Sage Weil <sage@xxxxxxxxxxxx> · Thu, 10 Oct 2019 12:10:41 +0000 (UTC)

On Thu, 10 Oct 2019, Xuehan Xu wrote:
> > > My recollection is that rocksdb is always flushing, correct.  There are
> > > conveniently only a handful of writers in rocksdb, the main ones being log
> > > files and sst files.
> > >
> > > We could probably put an assertion in fsync() so ensure that the
> > > FileWriter buffer is empty and flushed...?
> >
> > Thanks for your reply, sage:-) I will do that:-)
> >
> > By the way, I've got another question here:
> >        It seems that BlueStore tries to provide some kind of atomic
> > I/O mechanism in which data and metadata are either both modified or
> > both untouched. To accomplish this, for modifications whose size is
> > larger than prefer_defer_size, BlueStore will allocate new space for
> > the modifications and release the old storage space.
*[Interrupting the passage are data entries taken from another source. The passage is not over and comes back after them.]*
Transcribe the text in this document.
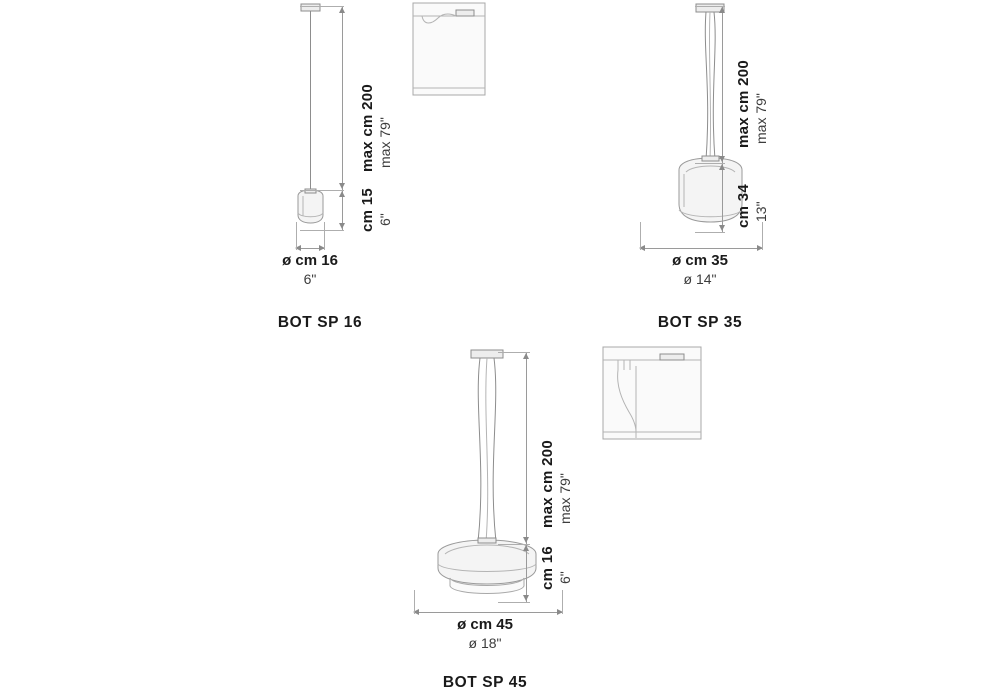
max cm 200 max 79"
cm 15 6"
ø cm 16
6"
BOT SP 16
max cm 200 max 79"
cm 34 13"
ø cm 35
ø 14"
BOT SP 35
max cm 200 max 79"
cm 16 6"
ø cm 45
ø 18"
BOT SP 45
I think, in the
> > long run, a initially contiguous stored file in bluestore could become
> > scattered if there have been many random modifications to that file.
> > Actually, this is what we are experiencing in our test clusters. The
> > consequence is that after some period of random modification, the
> > sequential read performance of that file is significantly degraded.
> > Should we make this atomic I/O mechanism optional? It seems that most
> > hard disk only make sure that a sector is never half-modified, for
> > which, I think, the deferred I/O is enough. Am I right? Thanks:-)
> 
> I mean, in the scenario of RBD, since most real hard disk only
> guarantee that a sector is never half-modified, only providing atomic
> I/O guarantee for modifications whose are less than or equal to that
> of a disk sector, which is guaranteed by deferred io, should be
> enough. So, maybe, this atomic I/O guarantee for large size
> modifications should be made configurable.

The OSD needs to record both the data update *and* the metadata associated 
with it (pg log entry) atomically, so atomic sector updates aren't 
sufficient.

You might try looking at the bluestore_prefer_deferred_size, which will 
make writes take the deferred IO path.  This gets increasingly inefficient 
the larger the value is, though!

If we really find that fragmentation is a problem over the long term, we 
should make the deep scrub process rewrite the data it has read if/when it 
is too fragmented.

sage